Lutamos simplesmente para sermos tratados como qualquer cidadão brasileiro, mas somos tratados como bandidos e proibidos de reivindicar nossos direitos, com risco de prisão e exclusão, sem um devido processo legal como desmanda a constituição. A sociedade tem estado ao nosso lado nessa luta e tem demonstrado apoio e afirmado que deseja mudanças no formato de Segurança Pública. Tenho absoluta certeza que a sociedade não vai aceitar o tratamento que temos recebido e a postura do poder público de tentar criminalizar nossas lutas e de desqualificar nossas lideranças.
Agradeço a minha família que tem superado a ausência e apoiado nossa luta. A minha esposa, que está grávida, que só me faz pensar no dia em que sairei dessa prisão para cuidar dela e de minha filha. Minha luta é para que ela venha ao mundo e se orgulhe de ter um pai que defendeu seus princípios e ideais e lutou para que tenhamos verdadeiramente uma sociedade democrática, justa e livre.
Agradeço aos meus amigos que demostram diariamente solidariedade e carinho nesse momento de dor e sofrimento. Agradeço a todos os sindicatos e organizações comunitárias, movimentos sociais e partidos políticos que demostraram apoio e solidariedade. Agradeço a todos os pastores e irmãos em Cristo que tem orado e intercedido junto ao Pai por nossa causa. Agradeço aos funcionários e diretores da ACS PM/RN que tem demostrado coragem e desprendimento em defender essa bandeira da democratização da instituição que tanto amamos. E em especial agradeço a cada policial e bombeiro que acredita na luta e que mesmo com todas as retaliações e dificuldades para garantir a segurança da sociedade tem demostrado sua dedicação e amor à profissão.

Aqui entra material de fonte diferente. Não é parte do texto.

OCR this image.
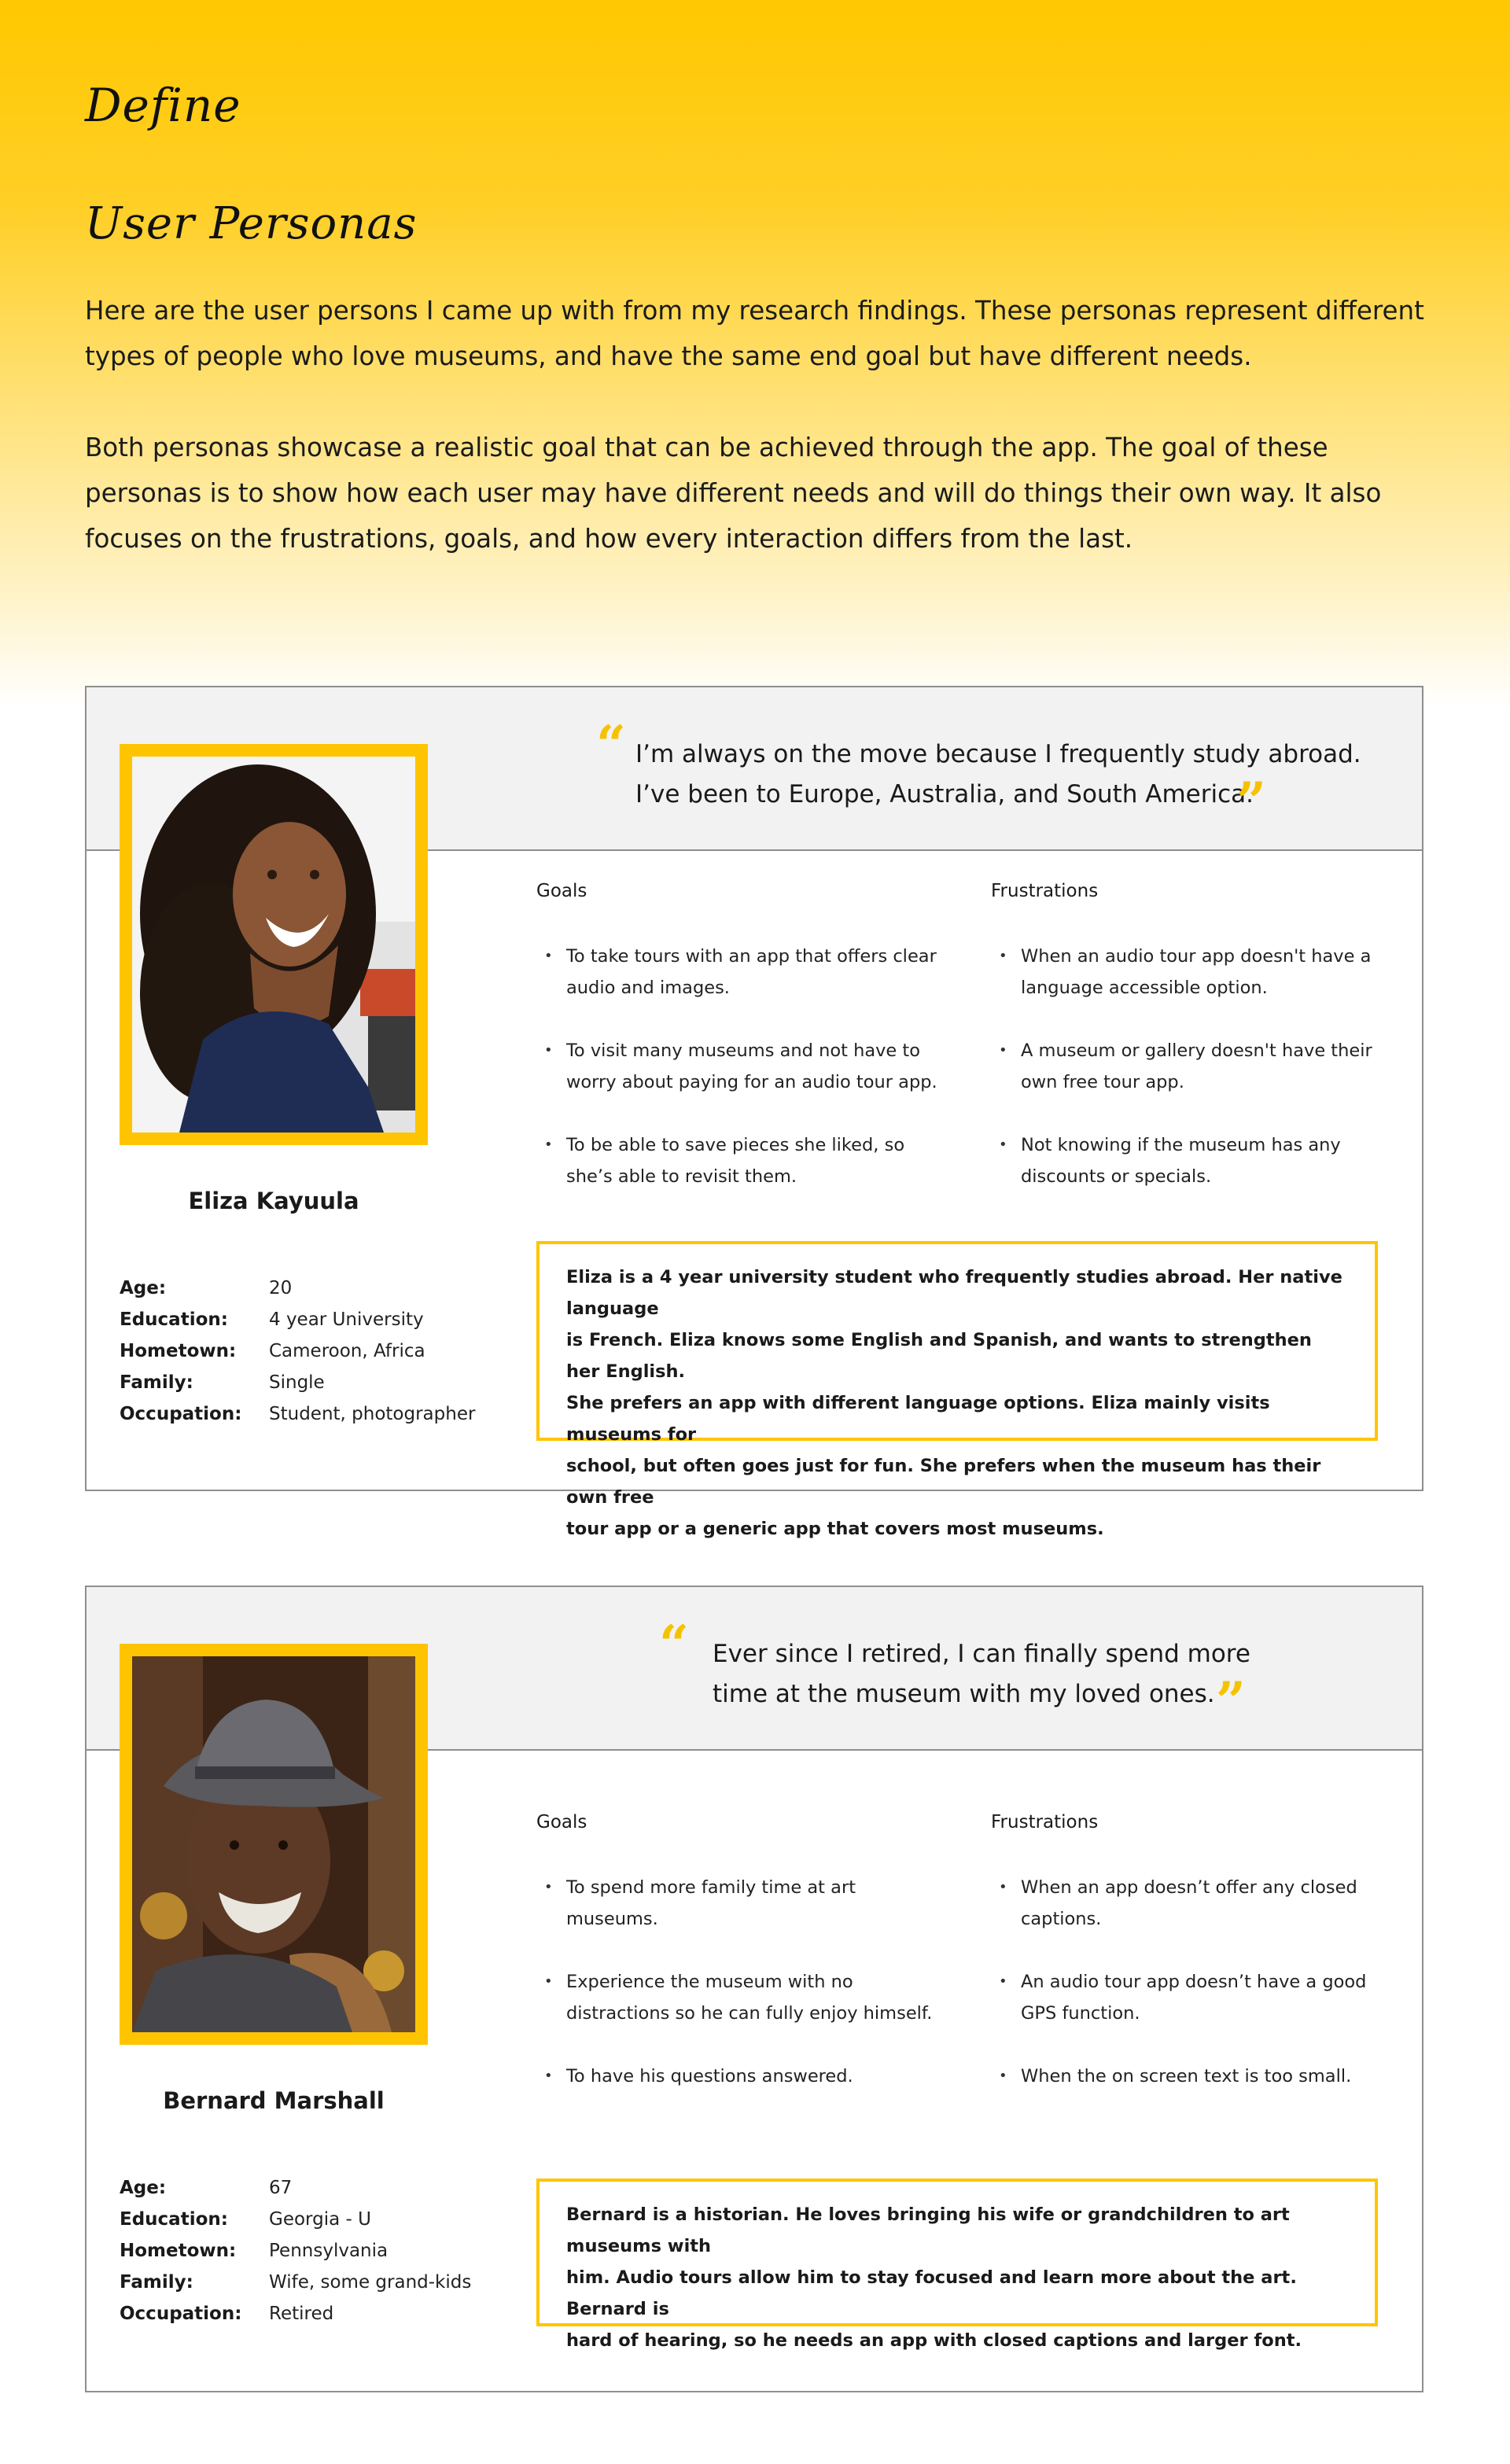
Define
User Personas

Here are the user persons I came up with from my research findings. These personas represent different types of people who love museums, and have the same end goal but have different needs.

Both personas showcase a realistic goal that can be achieved through the app. The goal of these personas is to show how each user may have different needs and will do things their own way. It also focuses on the frustrations, goals, and how every interaction differs from the last.

“ I’m always on the move because I frequently study abroad.
I’ve been to Europe, Australia, and South America.
”
Eliza Kayuula
Age:	20
Education: 4 year University
Hometown: Cameroon, Africa
Family:	Single
Occupation: Student, photographer
Goals	Frustrations
• To take tours with an app that offers clear
audio and images.
• To visit many museums and not have to
worry about paying for an audio tour app.
• To be able to save pieces she liked, so
she’s able to revisit them.
• When an audio tour app doesn't have a
language accessible option.
• A museum or gallery doesn't have their
own free tour app.
• Not knowing if the museum has any
discounts or specials.
Eliza is a 4 year university student who frequently studies abroad. Her native language
is French. Eliza knows some English and Spanish, and wants to strengthen her English.
She prefers an app with different language options. Eliza mainly visits museums for
school, but often goes just for fun. She prefers when the museum has their own free
tour app or a generic app that covers most museums.
“ Ever since I retired, I can finally spend more
time at the museum with my loved ones. ”
Bernard Marshall
Age:	67
Education: Georgia - U
Hometown: Pennsylvania
Family:	Wife, some grand-kids
Occupation: Retired
Goals	Frustrations
• To spend more family time at art museums.
• Experience the museum with no
distractions so he can fully enjoy himself.
• To have his questions answered.
• When an app doesn’t offer any closed
captions.
• An audio tour app doesn’t have a good
GPS function.
• When the on screen text is too small.
Bernard is a historian. He loves bringing his wife or grandchildren to art museums with
him. Audio tours allow him to stay focused and learn more about the art. Bernard is
hard of hearing, so he needs an app with closed captions and larger font.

Tenham certeza que estarei sempre à frente da luta por dignidade, respeito e democratização e em nenhum momento vacilarei nessa defesa. Não me arrependo de defender essa categoria e o farei quantas vezes sejam necessárias. Acredito que os homens e mulheres policiais e bombeiros do Rio Grande do Norte estarão firmes na defesa e construção de uma polícia mais justa e cidadã, que respeite e defenda os direitos humanos da sociedade e de seus trabalhadores. Pois não é crime lutar e sonhar por dias melhores e por uma sociedade melhor para todos. É dessa forma que alcançaremos respeito e valorização!